曲がるラインは“線を合わせない”ほうが入る!? 19歳アマ・都 玲華「“動物”を出していきました」の意味 | e!Golf(イーゴルフ)|総合ゴルフ情報サイト

曲がるラインは“線を合わせない”ほうが入る!? 19歳アマ・都 玲華「“動物”を出していきました」の意味

多くのツアープロのコーチとして活躍している石井忍氏が、“ここはスゴイ”と思った選手やプレーを独自の視点で分析します。今回注目したのは、全米女子オープン最終予選(日本会場)に出場した都 玲華です。

アライメント通りに正確に打つことよりも、感性、勘を優先

 5月29日に全米女子オープンゴルフのセクショナルクオリファイング(最終予選)が行われました。最終予選には、プロ76名、アマチュア40名の計116名が出場。1日2ラウンドの戦いの末、全米女子オープンへの切符を手にしたのは、通算10アンダーの岩井明愛選手、8アンダーの佐藤心結選手、7アンダーの木下彩選手。そして、6アンダーで並んだ3人のプレーオフを勝ち抜いた三ヶ島かな選手と脇元華選手の5名です。

 今年の全米女子オープンには、予選を勝ち抜いた5名のほかに、歴代チャンピオンの笹生優花選手をはじめ、米ツアー参戦中の日本選手や国内ツアーからも多くの選手が出場する予定です。

石井忍がコーチを務める都 玲華(写真は2022年ニトリレディス)
石井忍がコーチを務める都 玲華(写真は2022年ニトリレディス)

 この最終予選で、私は昨年からスイングチェックをしている都 玲華選手のキャディーを務めました。都選手は、徳島県出身の19歳。現在、プロテストに挑戦中で、今年のフジサンケイレディスでは36位タイに入り、ローアマを獲得しています。
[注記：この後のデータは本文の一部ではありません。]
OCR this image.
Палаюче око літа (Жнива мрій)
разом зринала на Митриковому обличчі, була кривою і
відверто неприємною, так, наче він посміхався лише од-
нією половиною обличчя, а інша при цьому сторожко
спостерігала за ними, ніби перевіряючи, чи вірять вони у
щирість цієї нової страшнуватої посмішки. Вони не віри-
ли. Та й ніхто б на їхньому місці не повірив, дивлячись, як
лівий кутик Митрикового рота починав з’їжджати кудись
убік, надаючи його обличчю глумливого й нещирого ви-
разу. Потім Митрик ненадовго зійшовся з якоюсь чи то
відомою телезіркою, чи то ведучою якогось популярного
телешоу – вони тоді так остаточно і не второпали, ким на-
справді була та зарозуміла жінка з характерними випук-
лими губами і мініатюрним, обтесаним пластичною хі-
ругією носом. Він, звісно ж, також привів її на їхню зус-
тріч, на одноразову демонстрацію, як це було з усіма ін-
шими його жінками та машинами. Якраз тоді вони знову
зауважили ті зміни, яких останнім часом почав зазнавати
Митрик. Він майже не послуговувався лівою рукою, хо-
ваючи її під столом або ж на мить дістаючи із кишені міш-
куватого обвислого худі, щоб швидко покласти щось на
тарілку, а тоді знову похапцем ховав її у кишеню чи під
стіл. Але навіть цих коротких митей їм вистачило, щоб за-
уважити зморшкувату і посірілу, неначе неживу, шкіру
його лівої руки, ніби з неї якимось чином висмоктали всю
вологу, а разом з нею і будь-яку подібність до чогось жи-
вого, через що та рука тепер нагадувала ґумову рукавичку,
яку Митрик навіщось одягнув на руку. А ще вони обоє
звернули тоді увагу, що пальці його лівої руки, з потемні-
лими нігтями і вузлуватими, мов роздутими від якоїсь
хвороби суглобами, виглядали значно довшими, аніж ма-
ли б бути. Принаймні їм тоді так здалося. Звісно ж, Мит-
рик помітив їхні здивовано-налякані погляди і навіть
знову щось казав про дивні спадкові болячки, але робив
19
今回は残念ながら通算1アンダーで全米女子オープンの出場権を手にできませんでしたが、プレー中に興味深いやりとりがありました。

 グリーン上で、「1カップ右」などとラインを読んだ後、彼女はボールに描かれているアライメントを打ち出したい方向に丁寧にセットしてからアドレスに入っていました。しかしプレーを進めていくと、あるホールでボールをクルンと回し、アライメントやロゴが入っていない真っ白な面を上に向けてボールをセットしたのです。

 そのホールのプレーを終えた後、「どうした?」と都選手に聞くと、「“動物”を出していきました」と彼女は答えました。アライメント通りに正確に打つことよりも、感性、勘を優先したわけです。このホールを境に、曲がるラインは白い部分を上に向け、曲がり幅が少ない時はアライメントを合わせてセットするようになりました。
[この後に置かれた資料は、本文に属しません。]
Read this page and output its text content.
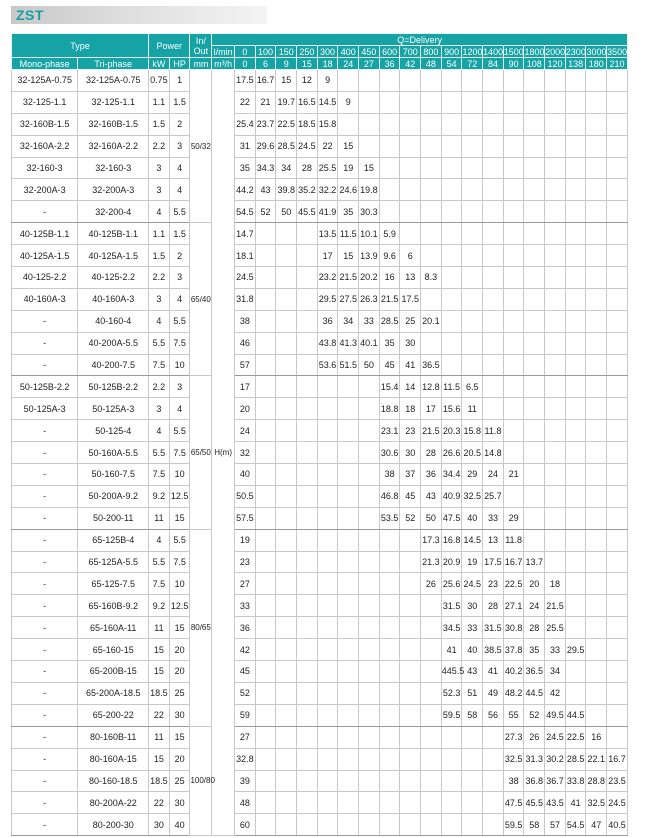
ZST
Type		Power		In/ Out	Q=Delivery																			
					l/min	0	100	150	250	300	400	450	600	700	800	900	1200	1400	1500	1800	2000	2300	3000	3500
Mono-phase	Tri-phase	kW	HP	mm	m³/h	0	6	9	15	18	24	27	36	42	48	54	72	84	90	108	120	138	180	210
32-125A-0.75	32-125A-0.75	0.75	1	50/32	H(m)	17.5	16.7	15	12	9														
32-125-1.1	32-125-1.1	1.1	1.5			22	21	19.7	16.5	14.5	9													
32-160B-1.5	32-160B-1.5	1.5	2			25.4	23.7	22.5	18.5	15.8														
32-160A-2.2	32-160A-2.2	2.2	3			31	29.6	28.5	24.5	22	15													
32-160-3	32-160-3	3	4			35	34.3	34	28	25.5	19	15												
32-200A-3	32-200A-3	3	4			44.2	43	39.8	35.2	32.2	24.6	19.8												
-	32-200-4	4	5.5			54.5	52	50	45.5	41.9	35	30.3												
40-125B-1.1	40-125B-1.1	1.1	1.5	65/40		14.7				13.5	11.5	10.1	5.9											
40-125A-1.5	40-125A-1.5	1.5	2			18.1				17	15	13.9	9.6	6										
40-125-2.2	40-125-2.2	2.2	3			24.5				23.2	21.5	20.2	16	13	8.3									
40-160A-3	40-160A-3	3	4			31.8				29.5	27.5	26.3	21.5	17.5										
-	40-160-4	4	5.5			38				36	34	33	28.5	25	20.1									
-	40-200A-5.5	5.5	7.5			46				43.8	41.3	40.1	35	30										
-	40-200-7.5	7.5	10			57				53.6	51.5	50	45	41	36.5									
50-125B-2.2	50-125B-2.2	2.2	3	65/50		17							15.4	14	12.8	11.5	6.5							
50-125A-3	50-125A-3	3	4			20							18.8	18	17	15.6	11							
-	50-125-4	4	5.5			24							23.1	23	21.5	20.3	15.8	11.8						
-	50-160A-5.5	5.5	7.5			32							30.6	30	28	26.6	20.5	14.8						
-	50-160-7.5	7.5	10			40							38	37	36	34.4	29	24	21					
-	50-200A-9.2	9.2	12.5			50.5							46.8	45	43	40.9	32.5	25.7						
-	50-200-11	11	15			57.5							53.5	52	50	47.5	40	33	29					
-	65-125B-4	4	5.5	80/65		19									17.3	16.8	14.5	13	11.8					
-	65-125A-5.5	5.5	7.5			23									21.3	20.9	19	17.5	16.7	13.7				
-	65-125-7.5	7.5	10			27									26	25.6	24.5	23	22.5	20	18			
-	65-160B-9.2	9.2	12.5			33										31.5	30	28	27.1	24	21.5			
-	65-160A-11	11	15			36										34.5	33	31.5	30.8	28	25.5			
-	65-160-15	15	20			42										41	40	38.5	37.8	35	33	29.5		
-	65-200B-15	15	20			45										445.5	43	41	40.2	36.5	34			
-	65-200A-18.5	18.5	25			52										52.3	51	49	48.2	44.5	42			
-	65-200-22	22	30			59										59.5	58	56	55	52	49.5	44.5		
-	80-160B-11	11	15	100/80		27													27.3	26	24.5	22.5	16	
-	80-160A-15	15	20			32.8													32.5	31.3	30.2	28.5	22.1	16.7
-	80-160-18.5	18.5	25			39													38	36.8	36.7	33.8	28.8	23.5
-	80-200A-22	22	30			48													47.5	45.5	43.5	41	32.5	24.5
-	80-200-30	30	40			60													59.5	58	57	54.5	47	40.5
 都選手は前半3オーバーでしたが、最終的に1アンダーでフィニッシュ。後半のスコアが伸びたのは、パッティングが良くなり、プレーにリズムが出たことが要因の一つだったように思います。

アライメントを意識しすぎるとラインのイメージが薄れる

 マジックでラインを引いたボールや、もともとラインが描かれているアライメント系ボールを使用しているゴルファーは多いと思います。アライメントを合わせるメリットは「打ちたい方向に真っすぐフェースを合わせやすい」「ボールの回転が分かりやすい」などがあります。しかし、アライメントを意識しすぎると、動きがぎこちなくなったり、ラインのイメージが薄れてしまう場合もあります。

 特に、大きく曲がるラインやスネークラインなどは、アライメント通りに正確に打つことよりも、「あの辺に、これくらいの強さで転がそう」とファジーに考えたほうがスムーズにストロークでき、結果がよくなることがあります。
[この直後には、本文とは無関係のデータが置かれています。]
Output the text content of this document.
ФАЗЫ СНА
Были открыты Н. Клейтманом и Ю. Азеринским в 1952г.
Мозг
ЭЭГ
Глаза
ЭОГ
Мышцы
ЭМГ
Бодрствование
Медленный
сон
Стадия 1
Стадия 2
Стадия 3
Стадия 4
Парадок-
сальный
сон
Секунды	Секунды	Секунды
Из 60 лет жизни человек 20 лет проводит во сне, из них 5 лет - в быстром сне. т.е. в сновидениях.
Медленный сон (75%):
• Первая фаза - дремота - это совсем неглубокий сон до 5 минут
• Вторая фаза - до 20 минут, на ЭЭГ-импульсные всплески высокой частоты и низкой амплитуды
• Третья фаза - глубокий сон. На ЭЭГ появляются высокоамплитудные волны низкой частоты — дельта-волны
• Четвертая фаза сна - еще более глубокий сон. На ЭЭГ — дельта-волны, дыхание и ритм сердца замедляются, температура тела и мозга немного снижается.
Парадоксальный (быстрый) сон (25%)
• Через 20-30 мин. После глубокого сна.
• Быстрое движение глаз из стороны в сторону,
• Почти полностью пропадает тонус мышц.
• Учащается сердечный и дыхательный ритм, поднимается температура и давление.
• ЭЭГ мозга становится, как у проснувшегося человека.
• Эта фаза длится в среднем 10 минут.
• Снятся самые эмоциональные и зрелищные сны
 アライメントを合わせてうまくいかない人は、何も描かれていない面を上に向けてボールをセットしてみてはどうでしょうか。

都 玲華(みやこ・れいか)

2004年生まれ、徳島県出身。中学2年時に予選会を突破して日本女子アマに出場(17年)。19年には四国ジュニアで優勝し、同年の四国女子アマでは2位の活躍。21年にも日本女子アマに出場した。今シーズンは、フジサンケイレディスに出場してローアマを獲得。現在、プロテストに挑戦中で、ツアーで活躍中の川崎春花や尾関彩美悠らと同じ“ダイヤモンド世代”。

【解説】石井 忍(いしい・しのぶ)

1974年生まれ、千葉県出身。日本大学ゴルフ部を経て1998年プロ転向。その後、コーチとして手腕を発揮し、多くの男女ツアープロを指導。「エースゴルフクラブ」を主宰し、アマチュアにもレッスンを行う。